Outra causa está associada às particularidades no regime hídrico do solo dos diferentes experimentos. Embora se saiba que os fatores físicos do solo são dependentes do conteúdo de água do solo (Letey et al., 1985), e que essa dependência tem sido expressa empiricamente no conceito de intervalo hídrico ótimo (Silva et al., 1994), quase não há detalhamento experimental de campo sobre a interação da compactação com disponibilidade de água no solo sobre a resposta das plantas. Estudos em casa de vegetação comprovam que a disponibilidade de água condiciona a resposta das plantas em solo compactado (Beutler & Centurion, 2003; 2004; Medeiros et al., 2005). Em experimentos no campo, muitos estudos têm avaliado isoladamente o efeito de atributos físicos sobre o crescimento de plantas em condições sem controle do conteúdo de água do solo (Silva et al., 2000; Beutler et al., 2006; Collares et al., 2006; Klein & Câmara, 2007; Kaiser et al., 2009). Em alguns casos, atribuiu-se à irrigação diferenças nos resultados, mas essa não constituiu uma causa de estudo planejada experimentalmente (Stone & Silveira, 1999; Amado et al., 2009).

Observações entre os anos de 1987 a 2000 indicaram que as perdas mais intensas, da ordem de 19,1 milhões de toneladas, na produção de soja e milho no Estado do Rio Grande do Sul, Brasil, ocorreram por causa de falta de chuva; em períodos de maior escassez (1992 a 1997), até 93 % da safra foi perdida (Berlato & Fontana, 2001). Se a compactação do solo limita o acesso de água pelas plantas e intensifica o estresse hídrico provocado pela falta de chuva, parte dessas perdas está sendo causada pela compactação do solo. Portanto, deve haver interação entre compactação e disponibilidade de água no solo no crescimento e produção de grãos das culturas. Como a cultura do feijoeiro (Phaseolus vulgaris L.) é muito sensível a estresse hídrico (Guimarães, 1988) e é responsiva à compactação do solo (Collares et al., 2006; Lima et al., 2010), essa foi escolhida para o objetivo deste trabalho, que consiste em avaliar a interação entre disponibilidade de água e compactação do solo no crescimento e produção de grãos de feijoeiro no campo.

MATERIAL E MÉTODOS

O estudo foi conduzido em Argissolo Vermelho distrófico arênico (Embrapa, 2006), de textura franco-arenosa, com 150 g kg-1 de argila, 238 g kg-1 de silte e 612 g kg-1 de areia, na camada de 0-0,30 m. O clima da região é caracterizado como Cfa (subtropical úmido sem estiagens), de acordo com a classificação de Köppen, sendo a temperatura média do mês mais quente superior a 22 ºC e a do mês mais frio, entre -3 oC e 18 oC (Moreno, 1961).
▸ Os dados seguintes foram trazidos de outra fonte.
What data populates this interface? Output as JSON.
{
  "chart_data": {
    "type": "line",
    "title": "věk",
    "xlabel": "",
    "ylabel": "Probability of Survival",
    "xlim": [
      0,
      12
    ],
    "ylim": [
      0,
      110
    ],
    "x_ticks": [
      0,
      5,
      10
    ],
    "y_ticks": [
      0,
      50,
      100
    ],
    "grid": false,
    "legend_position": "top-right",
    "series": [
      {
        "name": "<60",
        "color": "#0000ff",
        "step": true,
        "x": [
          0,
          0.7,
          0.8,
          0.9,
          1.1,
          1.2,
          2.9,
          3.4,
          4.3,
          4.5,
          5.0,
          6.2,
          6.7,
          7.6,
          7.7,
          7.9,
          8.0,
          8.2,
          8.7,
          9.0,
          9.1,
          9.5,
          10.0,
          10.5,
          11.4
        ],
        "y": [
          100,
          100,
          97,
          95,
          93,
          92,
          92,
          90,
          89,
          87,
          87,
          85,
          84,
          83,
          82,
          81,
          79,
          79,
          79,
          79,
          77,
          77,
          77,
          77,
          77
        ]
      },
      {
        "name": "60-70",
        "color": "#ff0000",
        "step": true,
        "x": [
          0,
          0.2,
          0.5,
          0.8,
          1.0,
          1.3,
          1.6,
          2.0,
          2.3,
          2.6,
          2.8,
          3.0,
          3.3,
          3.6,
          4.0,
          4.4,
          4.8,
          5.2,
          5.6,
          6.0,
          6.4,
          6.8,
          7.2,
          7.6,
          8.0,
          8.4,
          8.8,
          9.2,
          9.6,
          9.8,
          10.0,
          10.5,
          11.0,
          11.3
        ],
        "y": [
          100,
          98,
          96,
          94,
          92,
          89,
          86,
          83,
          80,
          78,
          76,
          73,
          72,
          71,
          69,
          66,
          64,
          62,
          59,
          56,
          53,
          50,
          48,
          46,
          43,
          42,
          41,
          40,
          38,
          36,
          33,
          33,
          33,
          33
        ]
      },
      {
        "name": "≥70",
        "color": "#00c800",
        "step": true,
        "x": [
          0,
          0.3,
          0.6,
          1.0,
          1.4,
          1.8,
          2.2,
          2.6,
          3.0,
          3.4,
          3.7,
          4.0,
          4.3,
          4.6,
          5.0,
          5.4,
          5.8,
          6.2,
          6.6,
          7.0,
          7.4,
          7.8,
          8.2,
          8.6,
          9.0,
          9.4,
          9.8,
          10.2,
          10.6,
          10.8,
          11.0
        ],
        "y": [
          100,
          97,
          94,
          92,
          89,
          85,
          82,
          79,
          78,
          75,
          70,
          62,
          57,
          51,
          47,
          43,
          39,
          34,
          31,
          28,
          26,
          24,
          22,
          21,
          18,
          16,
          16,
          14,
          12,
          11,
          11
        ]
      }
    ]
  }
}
O delineamento experimental foi em blocos ao acaso com parcelas subdivididas. Os quatro blocos continham duas parcelas principais, uma com e a outra sem irrigação. Cada parcela principal (9 × 5 m) foi subdividida em níveis de compactação (subparcelas de 5 × 3 m): solo sob plantio direto durante 16 anos (PD), que era a condição presente na área; PD com compactação adicional (PDC); e PD com escarificação (PDE), totalizando 24 unidades experimentais. A compactação e a escarificação foram realizadas após dessecação e senescência da vegetação espontânea presente na área (Glifosato, na dose de 1.230 g ha-1 i.a.). O PDC consistiu da aplicação de quatro sequências de tráfegos paralelos, distanciados meia largura da roda traseira de um trator agrícola (massa aproximada de 3,8 Mg), quando o conteúdo gravimétrico de água médio no solo era 0,14 kg kg-1. O PDE consistiu de uma escarificação até uma profundidade de 0,25 m e linhas distanciadas por 0,5 m, quando o conteúdo gravimétrico médio de água no solo era 0,11 kg kg-1.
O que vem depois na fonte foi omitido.